Contam as más línguas, que esse hábito nostálgico da baronesa durou até o dia em que ela descobriu que a garotada andava fabricando buraquinhos nas tábuas para espiá-la nesses banhos costumeiros, que já estavam dando o que falar nas rodas dos comentários da Farmácia Central.
As mulheres pouco saíam de casa, quando saíam estavam sempre acompanhadas dos maridos para cumprir com as obrigações sociais e religiosas. Aí, então, empetecavam-se todas, armavam-se com aquelas saias e sub-saias rodadas e ainda por baixo vestiam calças compridas
5, de babadinho de renda, porque era o “chic” da época.
Os penteados eram exóticos e complicados. Cabeleireiras viviam às voltas com os penteados das madames. Mandavam buscar de Buenos Aires ou Montevidéo os mais modernos enchimentos para os cabelos, que ficavam bem armados, que nem um bolo de noiva.

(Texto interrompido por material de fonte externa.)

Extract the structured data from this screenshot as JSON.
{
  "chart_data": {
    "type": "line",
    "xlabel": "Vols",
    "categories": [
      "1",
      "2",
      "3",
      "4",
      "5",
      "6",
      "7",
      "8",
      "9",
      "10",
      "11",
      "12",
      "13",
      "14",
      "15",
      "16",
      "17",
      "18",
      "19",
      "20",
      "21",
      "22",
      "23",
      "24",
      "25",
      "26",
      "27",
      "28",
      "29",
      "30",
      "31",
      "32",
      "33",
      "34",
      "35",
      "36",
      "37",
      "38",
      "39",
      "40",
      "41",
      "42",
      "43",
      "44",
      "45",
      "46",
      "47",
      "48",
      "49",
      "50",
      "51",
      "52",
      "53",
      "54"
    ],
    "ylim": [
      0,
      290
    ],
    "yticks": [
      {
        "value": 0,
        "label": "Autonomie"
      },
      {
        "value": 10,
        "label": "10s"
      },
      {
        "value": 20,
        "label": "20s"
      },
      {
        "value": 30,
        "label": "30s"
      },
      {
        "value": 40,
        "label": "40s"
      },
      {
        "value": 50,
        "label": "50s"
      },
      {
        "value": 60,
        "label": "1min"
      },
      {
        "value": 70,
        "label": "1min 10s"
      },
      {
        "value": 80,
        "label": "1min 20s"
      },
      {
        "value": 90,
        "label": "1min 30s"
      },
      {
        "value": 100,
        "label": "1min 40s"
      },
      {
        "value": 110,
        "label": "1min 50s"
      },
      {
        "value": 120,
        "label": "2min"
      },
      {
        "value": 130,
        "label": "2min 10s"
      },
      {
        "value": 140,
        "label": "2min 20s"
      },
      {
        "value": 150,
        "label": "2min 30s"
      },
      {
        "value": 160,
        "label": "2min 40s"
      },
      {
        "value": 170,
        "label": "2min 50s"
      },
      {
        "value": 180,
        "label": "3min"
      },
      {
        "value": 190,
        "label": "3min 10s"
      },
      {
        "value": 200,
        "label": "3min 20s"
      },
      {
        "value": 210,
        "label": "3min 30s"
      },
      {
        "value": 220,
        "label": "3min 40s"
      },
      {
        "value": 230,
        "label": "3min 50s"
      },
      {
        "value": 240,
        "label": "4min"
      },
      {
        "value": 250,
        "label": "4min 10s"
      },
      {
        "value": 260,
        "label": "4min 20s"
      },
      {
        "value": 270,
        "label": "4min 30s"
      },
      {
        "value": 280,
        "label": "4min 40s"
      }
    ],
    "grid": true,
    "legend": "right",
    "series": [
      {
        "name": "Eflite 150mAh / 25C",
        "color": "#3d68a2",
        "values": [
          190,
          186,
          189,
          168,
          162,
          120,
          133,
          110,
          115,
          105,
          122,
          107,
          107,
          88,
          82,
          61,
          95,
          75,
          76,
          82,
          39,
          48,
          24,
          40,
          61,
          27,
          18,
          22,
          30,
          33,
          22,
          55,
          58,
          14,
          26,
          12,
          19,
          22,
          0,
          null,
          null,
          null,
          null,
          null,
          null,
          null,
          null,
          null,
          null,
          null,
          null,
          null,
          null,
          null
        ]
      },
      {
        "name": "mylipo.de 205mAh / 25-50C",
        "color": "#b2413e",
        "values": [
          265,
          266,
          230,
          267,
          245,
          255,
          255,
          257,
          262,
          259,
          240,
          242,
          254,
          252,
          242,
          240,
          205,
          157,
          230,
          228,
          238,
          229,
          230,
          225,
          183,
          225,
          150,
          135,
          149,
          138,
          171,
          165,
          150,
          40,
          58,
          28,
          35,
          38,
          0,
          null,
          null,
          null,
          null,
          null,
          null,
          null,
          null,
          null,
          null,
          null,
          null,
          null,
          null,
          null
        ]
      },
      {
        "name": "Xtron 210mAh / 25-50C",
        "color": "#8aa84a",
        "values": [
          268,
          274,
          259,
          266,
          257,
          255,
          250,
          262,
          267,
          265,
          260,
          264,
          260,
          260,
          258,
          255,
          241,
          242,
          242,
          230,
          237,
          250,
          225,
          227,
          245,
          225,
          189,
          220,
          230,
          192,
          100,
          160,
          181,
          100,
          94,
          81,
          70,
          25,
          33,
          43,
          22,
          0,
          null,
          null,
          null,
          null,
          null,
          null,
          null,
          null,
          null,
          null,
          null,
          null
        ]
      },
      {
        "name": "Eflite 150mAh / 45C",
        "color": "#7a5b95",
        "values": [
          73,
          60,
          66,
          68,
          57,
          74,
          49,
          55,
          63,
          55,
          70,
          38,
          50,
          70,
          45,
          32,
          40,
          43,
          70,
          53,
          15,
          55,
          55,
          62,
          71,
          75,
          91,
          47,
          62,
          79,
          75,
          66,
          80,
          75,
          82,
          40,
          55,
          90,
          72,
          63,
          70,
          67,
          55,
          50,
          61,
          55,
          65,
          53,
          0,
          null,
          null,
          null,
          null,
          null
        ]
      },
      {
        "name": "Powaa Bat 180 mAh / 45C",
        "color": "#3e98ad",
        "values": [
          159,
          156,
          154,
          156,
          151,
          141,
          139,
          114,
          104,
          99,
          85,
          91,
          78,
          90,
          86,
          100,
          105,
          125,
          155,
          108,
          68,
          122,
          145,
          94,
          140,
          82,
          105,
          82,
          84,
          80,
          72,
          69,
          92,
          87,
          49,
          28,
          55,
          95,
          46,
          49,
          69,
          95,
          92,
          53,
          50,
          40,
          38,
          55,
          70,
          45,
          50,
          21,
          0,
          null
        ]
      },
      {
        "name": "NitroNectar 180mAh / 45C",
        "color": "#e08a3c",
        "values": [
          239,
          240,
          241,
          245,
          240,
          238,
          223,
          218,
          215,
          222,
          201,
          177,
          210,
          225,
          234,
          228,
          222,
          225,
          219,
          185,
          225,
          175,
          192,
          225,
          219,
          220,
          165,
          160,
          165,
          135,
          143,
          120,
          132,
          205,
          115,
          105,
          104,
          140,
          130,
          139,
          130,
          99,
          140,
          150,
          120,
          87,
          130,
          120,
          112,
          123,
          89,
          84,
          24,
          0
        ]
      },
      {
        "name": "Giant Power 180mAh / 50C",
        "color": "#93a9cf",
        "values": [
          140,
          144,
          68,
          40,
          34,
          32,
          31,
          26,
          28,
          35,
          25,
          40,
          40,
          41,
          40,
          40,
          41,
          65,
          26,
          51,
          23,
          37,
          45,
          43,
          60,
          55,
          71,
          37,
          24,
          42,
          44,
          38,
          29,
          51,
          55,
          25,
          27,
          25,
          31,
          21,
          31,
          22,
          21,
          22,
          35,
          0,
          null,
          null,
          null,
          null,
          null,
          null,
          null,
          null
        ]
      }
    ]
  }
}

No rosto, costumavam usar o tradicional pó de arroz e um ligeiro toque de papel vermelho, molhado na água, que não avermelhava muito a pele aveludada. Ruge e batom eram coisas de gente à toa, daquelas “zinhas” que moravam lá pelos arredores da Rua Sete de Setembro e que tanto desfalque causavam nos bolsos dos maridos.
Como complemento da “toilete” ainda usavam as luvas, os chapéus, as mantilhas brilhosas, os leques de plumas ou de rendas ou de papel com gravuras japonesas, espanholas, francesas, com os quais se abanavam, hirtas e sorridentes, apertadas nos espartilhos que eram verdadeiros “instrumentos de suplício”.
Quando chegavam em casa e retiravam os infelizes espartilhos e se aliviavam: Arre! Até que enfim, estou com as vísceras em pandarecos!
Os homens, vestiam-se com “apuro”, para usar o termo da época. Diariamente e incompreensivelmente andavam de ternos pretos e tristes, uma indumentária incompatível com nosso clima tropical. Alguns usavam camiseta de lã, por baixo de tudo, porque acreditavam que dessa maneira o suor não esfriaria e impediria a chegada dos incômodos resfriados e das terríveis pneumonias. Não dispensavam os coletes, as gravatas enlaçando o colarinho duro, os chapéus, as bengalas, as polainas. E, ainda como se não bastasse, para as grandes solenidades como batizado, casamento, missa de sétimo dia, usavam a sobrecasaca, um casacão até os joelhos, com gola de seda. Andavam pelas ruas ostentando fartos bigodes, sempre com charutos mordiscados e babados no canto da boca.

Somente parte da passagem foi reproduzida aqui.